‘Useful Syria’, division and demographic change
Military realities imposed by the opposition forces on the ground, along with the full exit of regime forces from the province of Idlib, obliged Syrian regime President Bashar al-Assad to recognize publicly the ‘useful Syria’ project (i.e., Assad-controlled Syria), which had previously remained under wraps. The conversations that spin around ‘useful Syria’ take the form of a field analysis; as he mentioned in another of his speeches, the imperatives on the ground impose a reality in which the Syrian government must focus on some areas more than others.
The ‘useful Syria’ that the regime is trying to create stretches from Zabadani on the Lebanese border, passing through the capital, Damascus, and the province of Homs to the west of the Al-Aasi River, the Syrian coastal cities of Tartous and Latakia, right up to the city of Kasab on the Turkish border.
What seems clear is that the regime’s ‘useful Syria’ plan will continue, with the Assad regime aiming to maintain control of useful parts and ceding control of the parts it considers non-useful. He handed over, for nearly three months, the Palmyra area for organizing ISIS, keeping some points in eastern and northeastern Syria, such as Qamishli and Deir Ezzor airports, to be a pressure point on the parties allied with him under the table, while leaving the cities of Hasakeh and Qamishli under the control of the Kurdish security forces and their militias.
What is new today is the intervention of Russian air forces. It is expected that Russian fighters will participate in military operations on the ground against the opposition forces in the coming days.
Followers of the Syrian situation believe that Russia is trying to impose a number of strategies, all of which are in the interest of the regime and the preservation of Assad as its head, even in a small area of the country.
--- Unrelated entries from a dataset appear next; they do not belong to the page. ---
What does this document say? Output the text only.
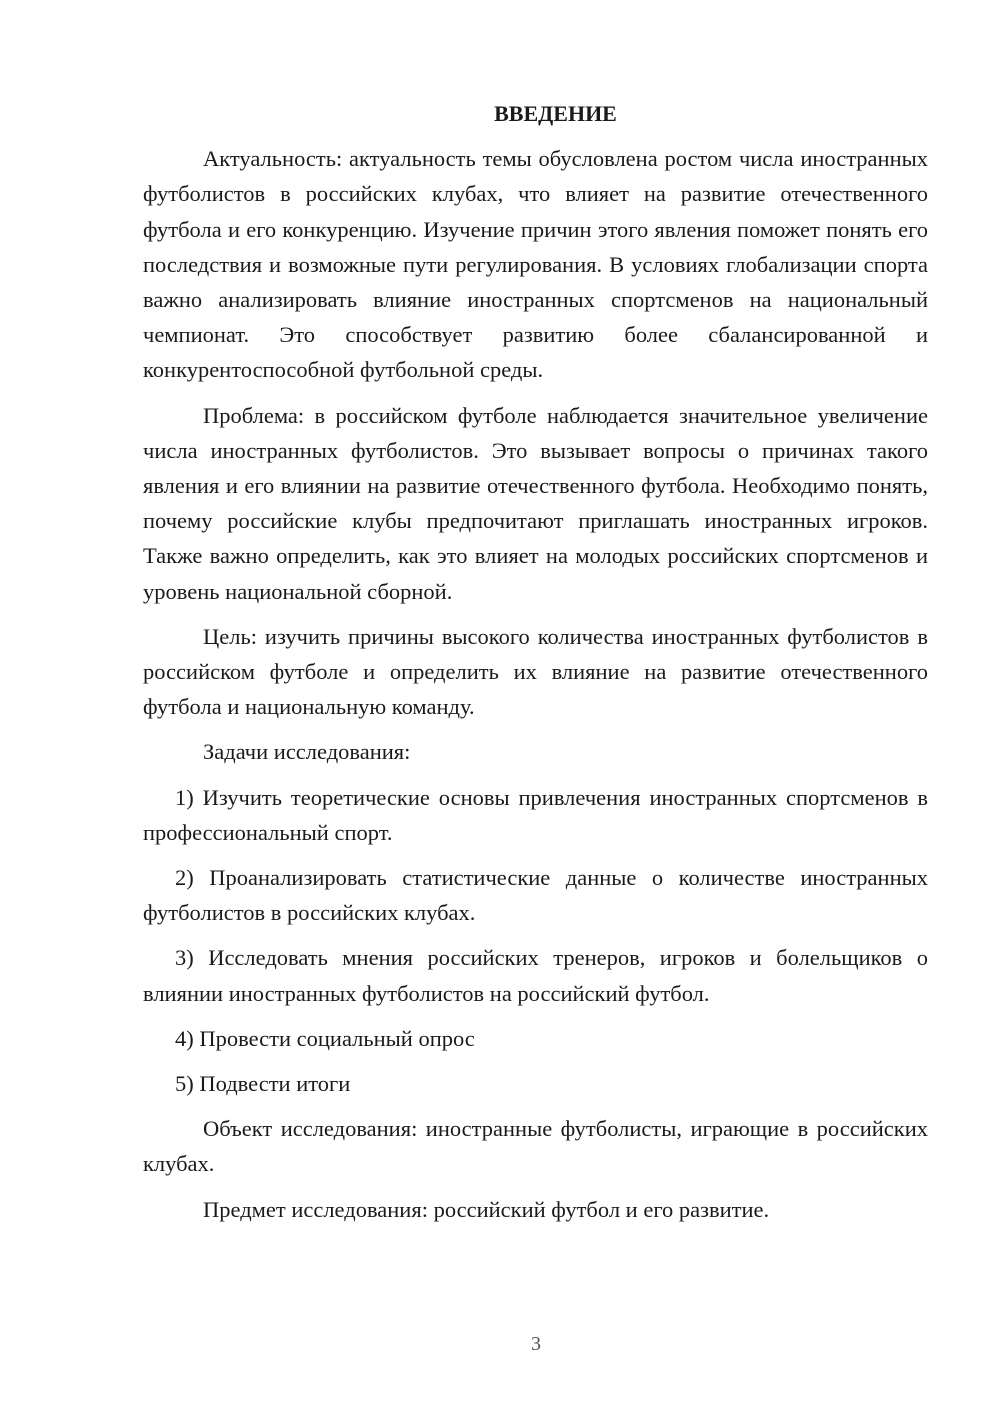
ВВЕДЕНИЕ

Актуальность: актуальность темы обусловлена ростом числа иностранных футболистов в российских клубах, что влияет на развитие отечественного футбола и его конкуренцию. Изучение причин этого явления поможет понять его последствия и возможные пути регулирования. В условиях глобализации спорта важно анализировать влияние иностранных спортсменов на национальный чемпионат. Это способствует развитию более сбалансированной и конкурентоспособной футбольной среды.

Проблема: в российском футболе наблюдается значительное увеличение числа иностранных футболистов. Это вызывает вопросы о причинах такого явления и его влиянии на развитие отечественного футбола. Необходимо понять, почему российские клубы предпочитают приглашать иностранных игроков. Также важно определить, как это влияет на молодых российских спортсменов и уровень национальной сборной.

Цель: изучить причины высокого количества иностранных футболистов в российском футболе и определить их влияние на развитие отечественного футбола и национальную команду.

Задачи исследования:

1) Изучить теоретические основы привлечения иностранных спортсменов в профессиональный спорт.

2) Проанализировать статистические данные о количестве иностранных футболистов в российских клубах.

3) Исследовать мнения российских тренеров, игроков и болельщиков о влиянии иностранных футболистов на российский футбол.

4) Провести социальный опрос

5) Подвести итоги

Объект исследования: иностранные футболисты, играющие в российских клубах.

Предмет исследования: российский футбол и его развитие.

3
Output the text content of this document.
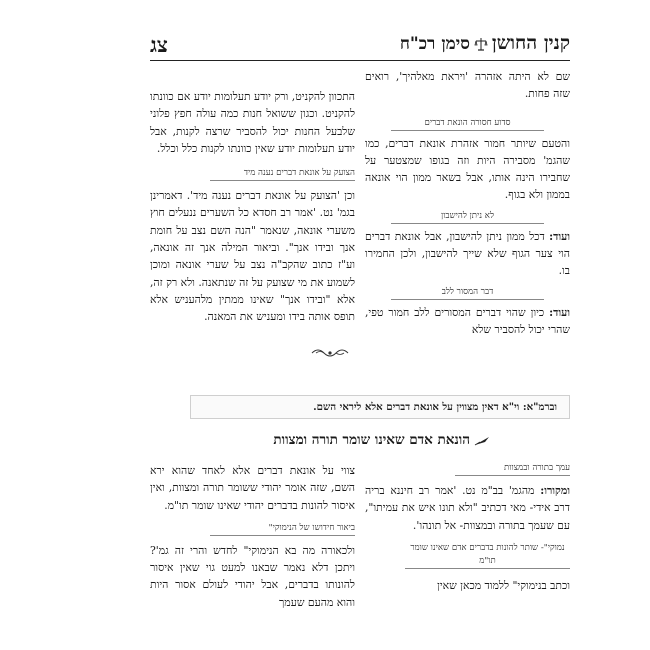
קנין החושןסימן רכ"ח
צג

שם לא היתה אזהרה 'ויראת מאלהיך', רואים שזה פחות.

סדוע חסורה הונאת דברים

והטעם שיותר חמור אזהרת אונאת דברים, כמו שהגמ' מסבירה היות וזה בגופו שמצטער על שחבירו הינה אותו, אבל בשאר ממון הוי אונאה בממון ולא בגוף.

לא ניתן להישבון

ועוד: דכל ממון ניתן להישבון, אבל אונאת דברים הוי צער הגוף שלא שייך להישבון, ולכן החמירו בו.

דבר המסור ללב

ועוד: כיון שהוי דברים המסורים ללב חמור טפי, שהרי יכול להסביר שלא

התכוון להקניט, ורק יודע תעלומות יודע אם כוונתו להקניט. וכגון ששואל חנות כמה עולה חפץ פלוני שלבעל החנות יכול להסביר שרצה לקנות, אבל יודע תעלומות יודע שאין כוונתו לקנות כלל וכלל.

הצועק על אונאת דברים נענה מיד

וכן 'הצועק על אונאת דברים נענה מיד'. דאמרינן בגמ' נט. 'אמר רב חסדא כל השערים ננעלים חוץ משערי אונאה, שנאמר "הנה השם נצב על חומת אנך ובידו אנך". וביאור המילה אנך זה אונאה, וע"ז כתוב שהקב"ה נצב על שערי אונאה ומוכן לשמוע את מי שצועק על זה שנתאנה. ולא רק זה, אלא "ובידו אנך" שאינו ממתין מלהעניש אלא תופס אותה בידו ומעניש את המאנה.

וברמ"א: וי"א דאין מצווין על אונאת דברים אלא ליראי השם.
הונאת אדם שאינו שומר תורה ומצוות
עמך בתורה ובמצוות

ומקורו: מהגמ' בב"מ נט. 'אמר רב חיננא בריה דרב אידי- מאי דכתיב "ולא תונו איש את עמיתו", עם שעמך בתורה ובמצוות- אל תונהו'.

נמוקי"- שותר להונות בדברים אדם שאינו שומר תו"מ

וכתב בנימוקי" ללמוד מכאן שאין

צווי על אונאת דברים אלא לאחד שהוא ירא השם, שזה אומר יהודי ששומר תורה ומצוות, ואין איסור להונות בדברים יהודי שאינו שומר תו"מ.

ביאור חידושו של הנימוקי"

ולכאורה מה בא הנימוקי" לחדש והרי זה גמ'? ויתכן דלא נאמר שבאנו למעט גוי שאין איסור להונותו בדברים, אבל יהודי לעולם אסור היות והוא מהעם שעמך
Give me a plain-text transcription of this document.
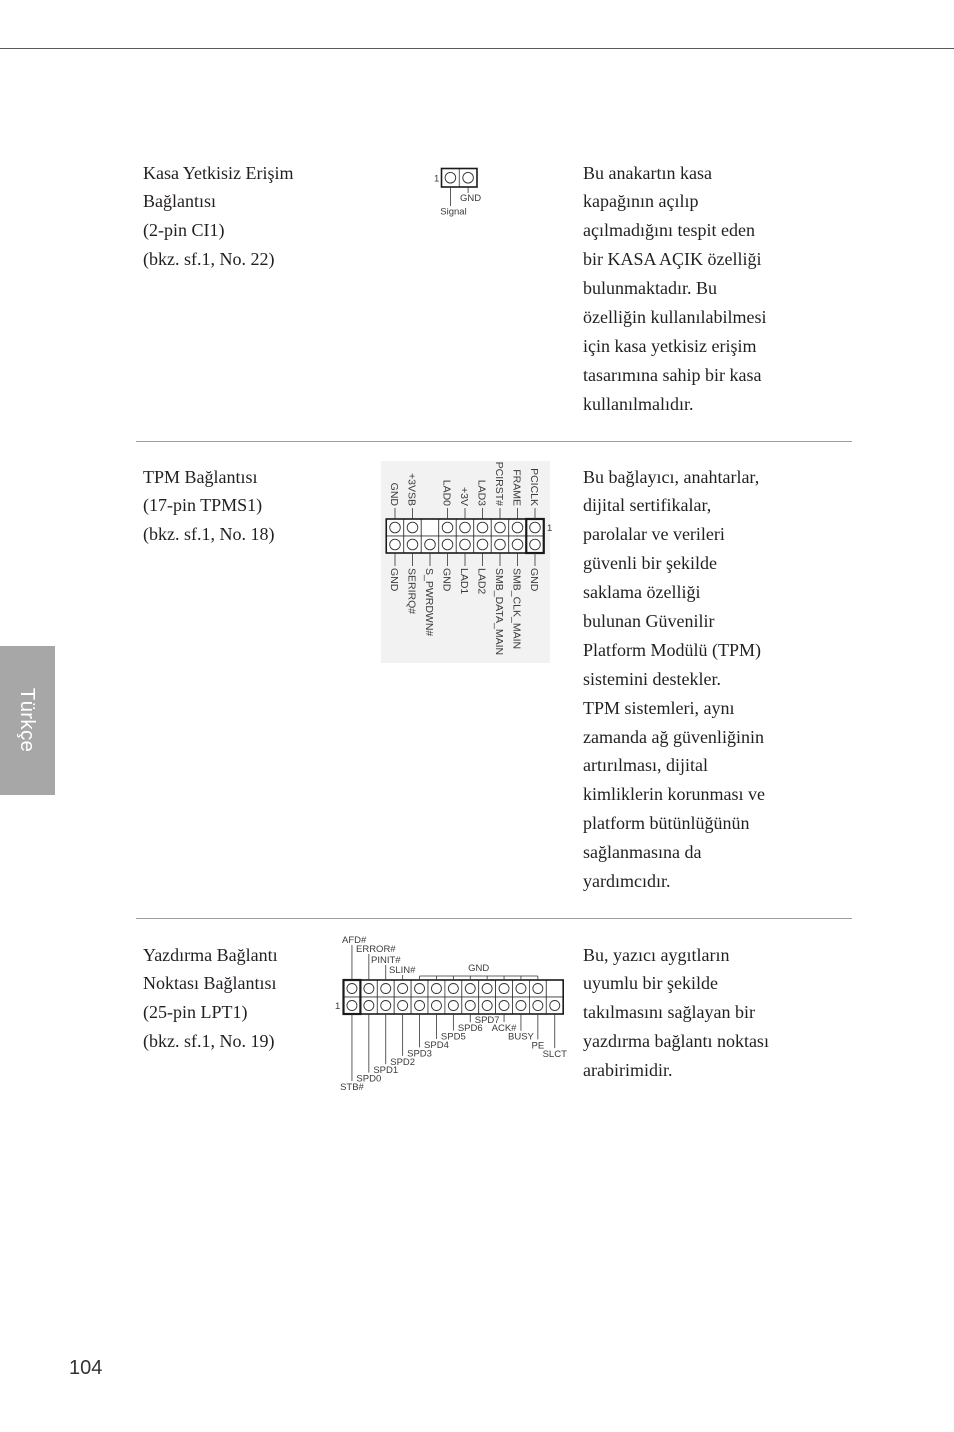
Türkçe
Kasa Yetkisiz Erişim
Bağlantısı
(2-pin CI1)
(bkz. sf.1, No. 22)
1
GND
Signal
Bu anakartın kasa
kapağının açılıp
açılmadığını tespit eden
bir KASA AÇIK özelliği
bulunmaktadır. Bu
özelliğin kullanılabilmesi
için kasa yetkisiz erişim
tasarımına sahip bir kasa
kullanılmalıdır.
TPM Bağlantısı
(17-pin TPMS1)
(bkz. sf.1, No. 18)	1
GND +3VSB LAD0 +3V LAD3 PCIRST# FRAME PCICLK
GND SERIRQ# S_PWRDWN# GND LAD1 LAD2 SMB_DATA_MAIN SMB_CLK_MAIN GND
Bu bağlayıcı, anahtarlar,
dijital sertifikalar,
parolalar ve verileri
güvenli bir şekilde
saklama özelliği
bulunan Güvenilir
Platform Modülü (TPM)
sistemini destekler.
TPM sistemleri, aynı
zamanda ağ güvenliğinin
artırılması, dijital
kimliklerin korunması ve
platform bütünlüğünün
sağlanmasına da
yardımcıdır.
Yazdırma Bağlantı
Noktası Bağlantısı
(25-pin LPT1)
(bkz. sf.1, No. 19)
1
AFD#
ERROR#
PINIT#
SLIN#	GND
STB#
SPD0
SPD1
SPD2
SPD3
SPD4
SPD5
SPD6
SPD7
ACK#
BUSY
PE
SLCT
Bu, yazıcı aygıtların
uyumlu bir şekilde
takılmasını sağlayan bir
yazdırma bağlantı noktası
arabirimidir.
104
Contrary to the Russian announcement that the reason for their arrival is to fight terrorism, human rights organizations have confirmed that more than 90% of the Russian air force targets focused on areas controlled by moderate armed forces and civilian populations that support the moderate Free Syrian Army. Experts indicate that if the opposition forces managed to absorb the first phase, which is the hardest in wars, Russia will try to triumph in specific strategic zones, such as northern Homs and Hama, which enhances the regime's negotiating position in any future meetings for a political solution. Others believe that Russia's goal goes beyond targeting Homs and Hama provinces, and is to secure the neighboring areas which are near the areas of an Alawite majority, through the destruction and displacement of the rest of the people, thus achieving a new geographical structure that constitutes demographic security for any upcoming division project, or the planning for occupation-zones/domains in Syria’s future.
Old French Plan
The Syrian regime derives the ‘useful Syria’ plan from the French occupation, which was applied to facilitate the control and rule of Syria, taking advantage of sectarian strife and lack of crystallization of an evolving national identity for the region, which has suffered under occupation for centuries. French Mandate authorities initiated their plan by dividing Syria into four states: the state of the Druze in the Suwaida region, the state of the Alawites on the Syrian coast, and the states of Damascus and Aleppo. After popular protests that lasted for two years, the Mandate authorities formed what is known as the Union of Syria, made up of the states of Aleppo and Damascus, and the state of the Alawites, in 1922.
But in 1924 the Mandate decided to cancel the Union and the unification of the states of Aleppo and Damascus in one state carrying Syria's name, and returned the Alawite state to independence, until the outbreak of the Great Syrian Revolution, which was the most important result of the reunification of Syria, and the struggle until independence was achieved, with the borders identified as they were known to everyone before March 2011, the date of initial protests in Syria.